In a memo released on Jan. 5 titled “Updated Masking Guidance for Campus Environments,” the University announced that starting Jan. 18, all faculty, staff, students and campus visitors will be required to wear medical grade masks in all campus spaces where masks must be worn, such as indoor common spaces and classrooms. Student Health also recommends masking in crowded outdoor areas and other settings with close interpersonal contact.
In accordance with a change in guidance by the California Division of Occupational Safety and Health and the L.A. County Department of Public Health, cloth masks worn without a surgical mask and other non-medical grade face coverings, including bandanas and neck gaiters, are no longer considered to provide adequate protection from the coronavirus. Medical grade masks include surgical masks and higher grade respirator masks (N95, KN95 or KF94).
Further guidance in the memo states that masks with a one-way valve are no longer acceptable either, and that wearing two medical grade masks at once is not recommended. Masks most effective at preventing the spread have a nose wire, do not gap and cover the mouth, nose and chin.
Students and visitors who do not have an approved mask may obtain one, free of charge, from any one of the Trojan Check campus entry points. Employees should contact their respective departments directly for information about obtaining surgical masks for use at work.
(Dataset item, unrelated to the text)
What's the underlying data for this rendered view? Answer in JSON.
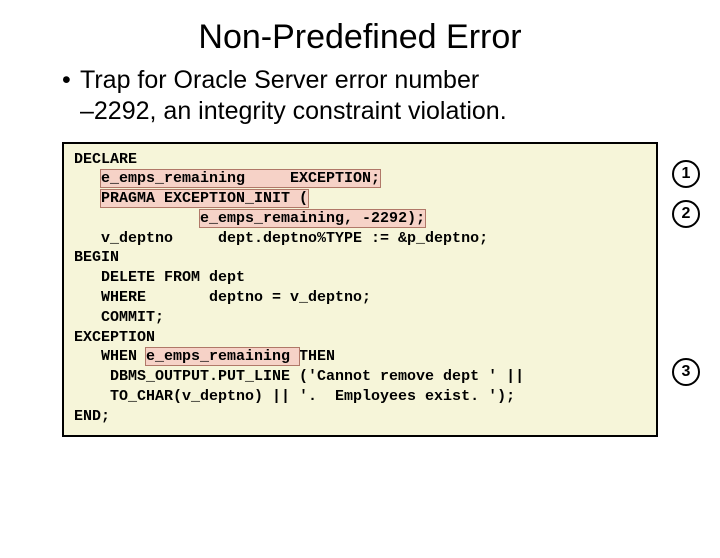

As was the case in the fall, weekly surveillance testing is required for all vaccinated students, while unvaccinated students with an approved exemption must test once every 72 hours. Dr. Van Orman said during the Jan. 3 media briefing that the University has the capacity to provide about 50,000 PCR tests each week this semester, compared to last semester’s average of about 35,000.
Students travelling to get to campus this spring are required to test before leaving their winter break location and are recommended to test 48 hours before leaving. Individuals who have had a recent coronavirus infection and are unable to test will need to obtain a “90 day exemption” letter from their healthcare provider.
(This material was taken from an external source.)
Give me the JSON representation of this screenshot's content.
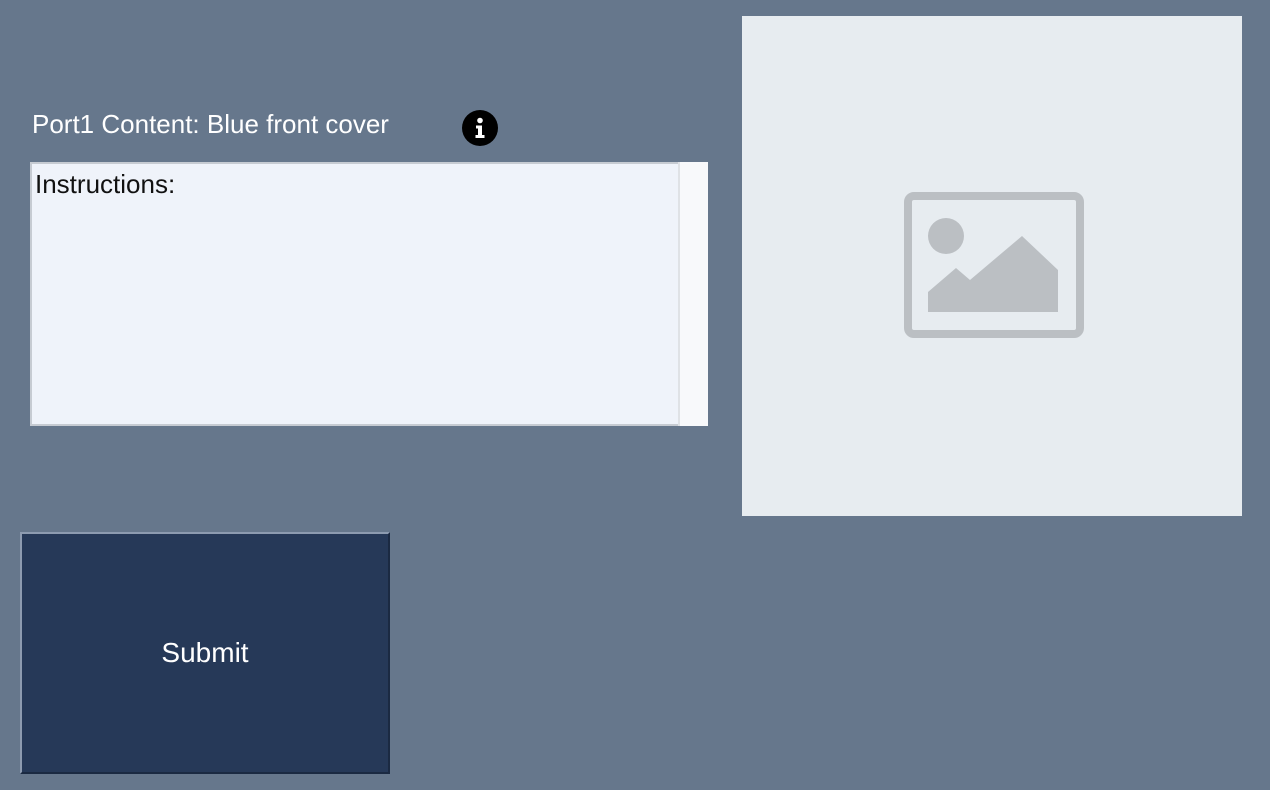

Student Health recommends PCR tests for the most accurate detection of an infection as they amplify virus particles for greater sensitivity. At-home rapid antigen tests are effective at detecting infection in individuals with higher viral load, 48 hours or longer after exposure but less effective at detecting infection if viral load is low.
Isolation and quarantine
USC Student Health is obligated to follow guidance from the LACDPH, including rules about isolation and quarantine. LACDPH requires a five-day isolation period for those with detected coronavirus illness, which can be ended on day six if the individual no longer exhibits symptoms and tests negative on a viral test collected on or after day five.
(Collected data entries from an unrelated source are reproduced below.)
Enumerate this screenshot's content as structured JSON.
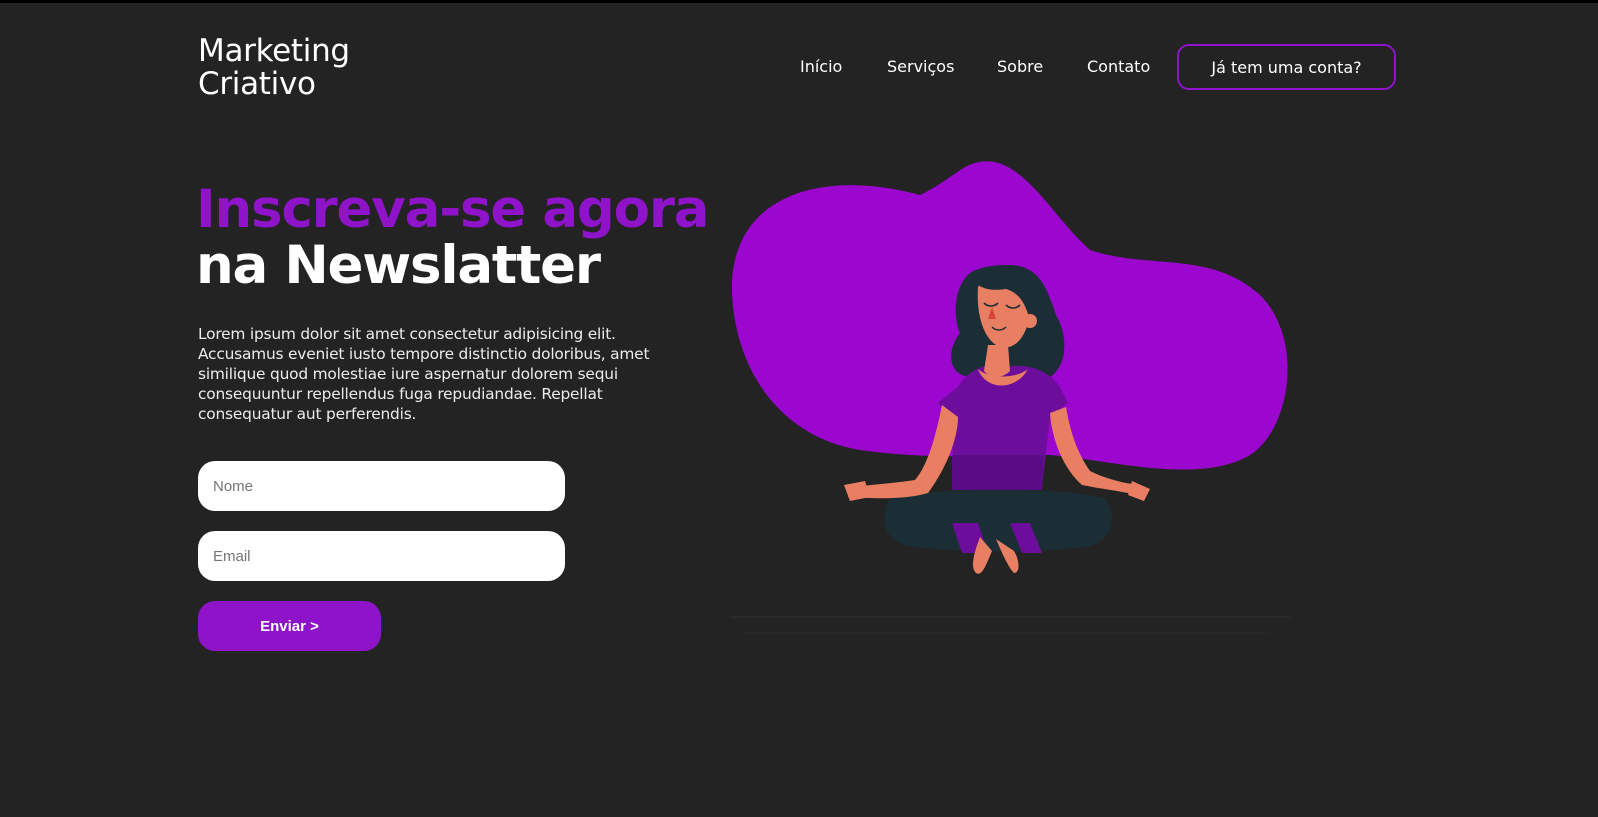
{
  "brand": {
    "line1": "Marketing",
    "line2": "Criativo"
  },
  "nav": {
    "items": [
      {
        "label": "Início"
      },
      {
        "label": "Serviços"
      },
      {
        "label": "Sobre"
      },
      {
        "label": "Contato"
      }
    ],
    "login_label": "Já tem uma conta?"
  },
  "hero": {
    "title_line1": "Inscreva-se agora",
    "title_line2": "na Newslatter",
    "description": "Lorem ipsum dolor sit amet consectetur adipisicing elit. Accusamus eveniet iusto tempore distinctio doloribus, amet similique quod molestiae iure aspernatur dolorem sequi consequuntur repellendus fuga repudiandae. Repellat consequatur aut perferendis."
  },
  "form": {
    "name_placeholder": "Nome",
    "email_placeholder": "Email",
    "submit_label": "Enviar >"
  },
  "illustration": {
    "icon": "meditating-woman-illustration"
  },
  "colors": {
    "background": "#232323",
    "accent": "#8e13c9",
    "blob": "#9b07cf",
    "text": "#ffffff"
  }
}
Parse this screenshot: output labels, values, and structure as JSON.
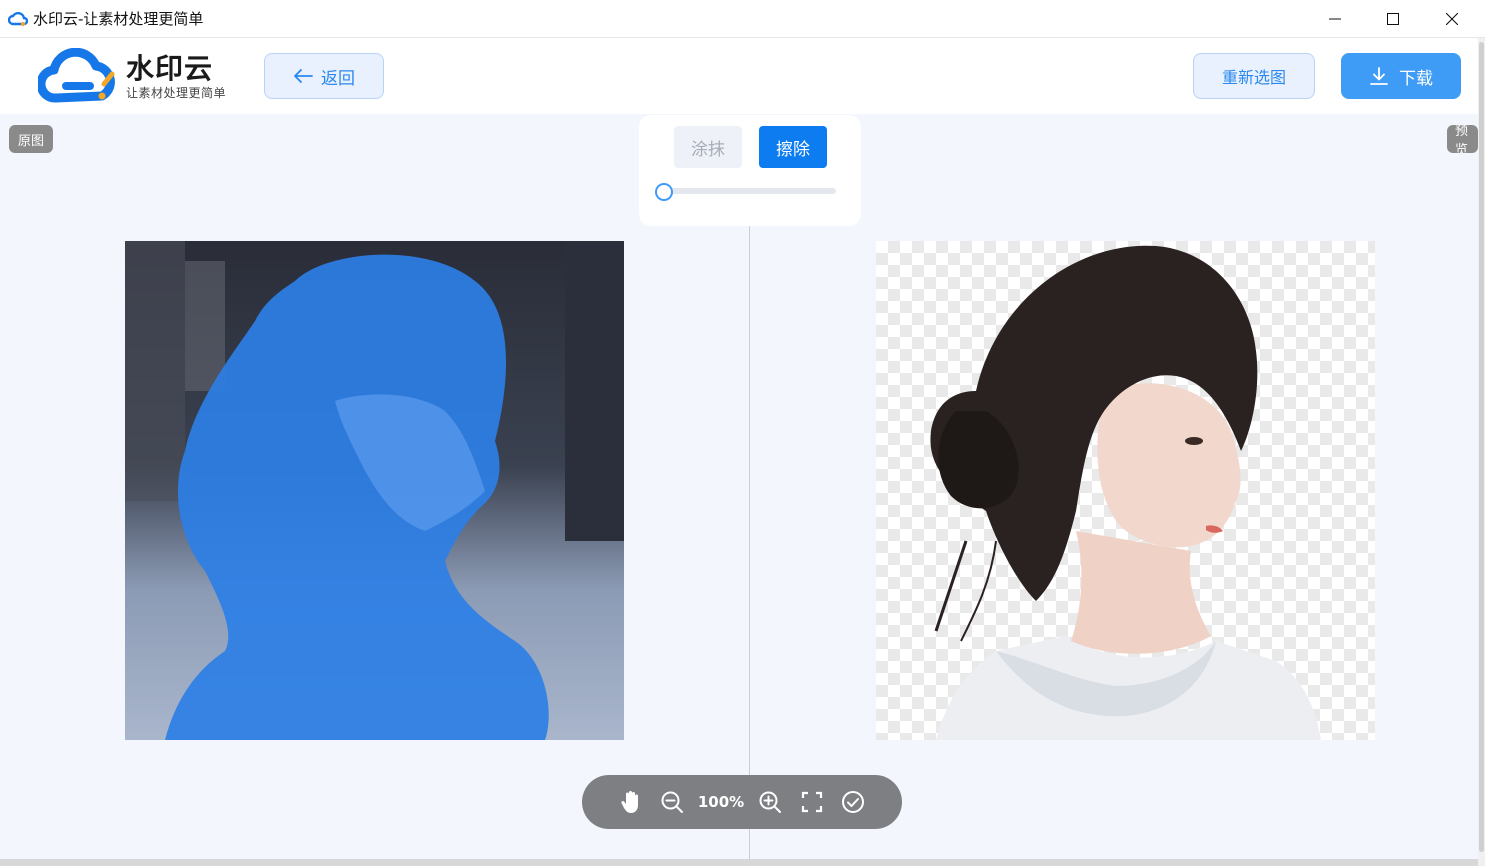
{
  "window": {
    "title": "水印云-让素材处理更简单"
  },
  "header": {
    "logo_name": "水印云",
    "logo_slogan": "让素材处理更简单",
    "back_label": "返回",
    "reselect_label": "重新选图",
    "download_label": "下载"
  },
  "panels": {
    "original_label": "原图",
    "preview_label": "预览"
  },
  "brush": {
    "paint_label": "涂抹",
    "erase_label": "擦除",
    "active_mode": "erase",
    "size_fraction": 0.0
  },
  "toolbar": {
    "zoom_label": "100%",
    "icons": [
      "hand-icon",
      "zoom-out-icon",
      "zoom-in-icon",
      "fullscreen-icon",
      "check-circle-icon"
    ]
  },
  "colors": {
    "accent": "#3e9bf6",
    "active_button": "#0c7cf0",
    "mask_overlay": "#2d7fe6"
  }
}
Whether or not quarantine is required for those who have been exposed to the coronavirus depends on whether they are up to date with their coronavirus vaccines and whether they exhibit symptoms. If the exposed has received all vaccine doses that they are eligible for and are not feeling sick, they do not need to quarantine but should test immediately. If they are missing a dose, are unvaccinated or are showing symptoms, a quarantine of five days with a negative test on day five or later is required.
According to the latest statistics posted to USC’s COVID-19 Dashboard, there are currently 253 available spaces for eligible isolation and quarantine individuals. During the Jan. 3 media briefing, Dr. Van Orman said that the University has “adequate isolation capacity” and, if necessary, will provide spaces in the USC Hotel, another hotel in Downtown L.A. and one other facility that she said she couldn’t share details about.
Correction: A previous version of this article wrongly abbreviated the Los Angeles County Department of Public Health as LADPH, rather than LACDPH. The Daily Trojan regrets this error.